One week ago I left my corporate job in San Diego, packed up my 2 year old son, kissed my husband goodbye and jumped on a plane. My destination: a small farm in Wisconsin. My goal: to slow down, way down.
I stepped away to breathe, to be a mother, to find out what doors will open when one is closed.
This morning I woke up and harvested kale and asparagus with my sister while drinking my first cup of coffee. I picked arugula and chives, nibbling as I worked. I watched my son pick his first radish and plant his first pepper. I sat in a hammock and just sat there; no agenda, no place to be, no technology demanding my attention. It was liberating.
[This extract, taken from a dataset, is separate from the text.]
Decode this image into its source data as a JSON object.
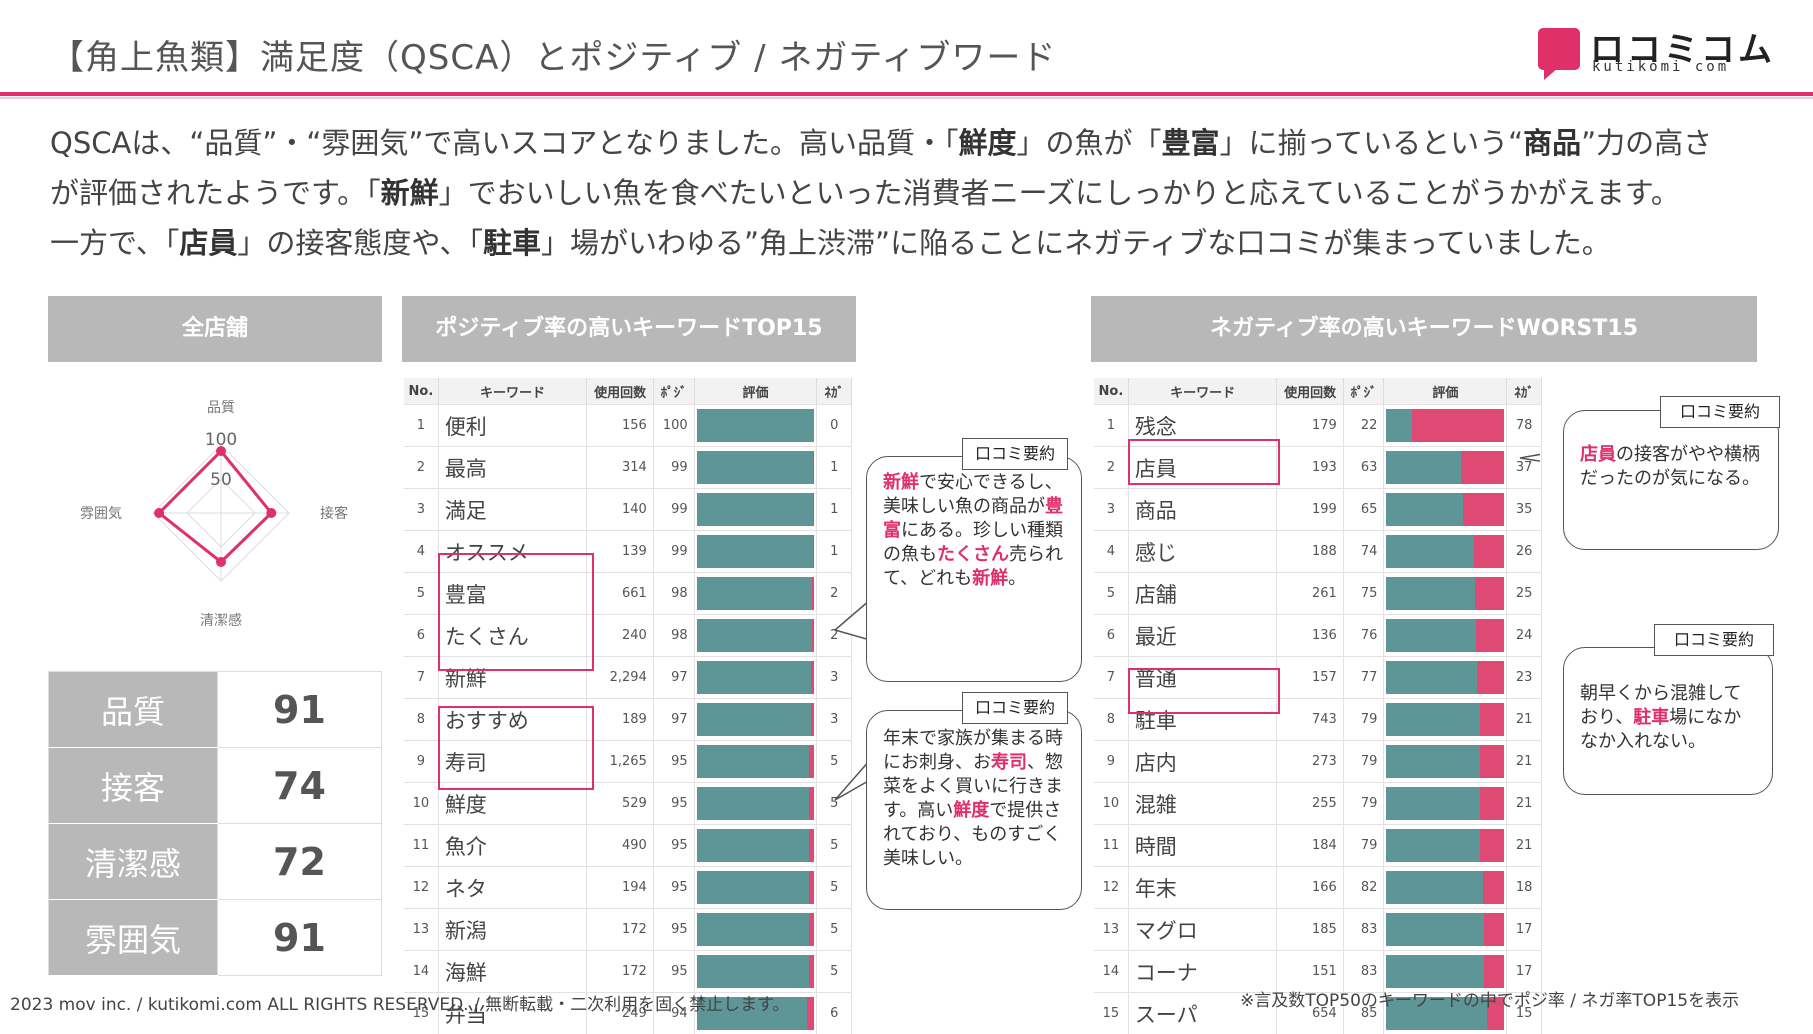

I cringed for a moment at the dirt under my nails, but then decided to embrace it. What's the point of committing to 3 weeks on a farm if you aren't willing to go to sleep with dirt under your nails? I worked hard. I used a shovel. I can't remember the last time I did that, I don't even own a shovel. My son ate more dirt than I'd like to admit. We didn't shower. We held worms and searched for spiders endlessly. As the day ended, I was exhausted, filthy and dehydrated. But every moment of it felt right, like a giant exhale, even the dirt under my nails. The world slows down when you step away, completely away. When you disconnect from your busy life and reconnect with simplicity, something magical happens. I haven't found words for it yet, but I believe it's what we need most.
I swear, get dirt under your nails. It's good for your soul.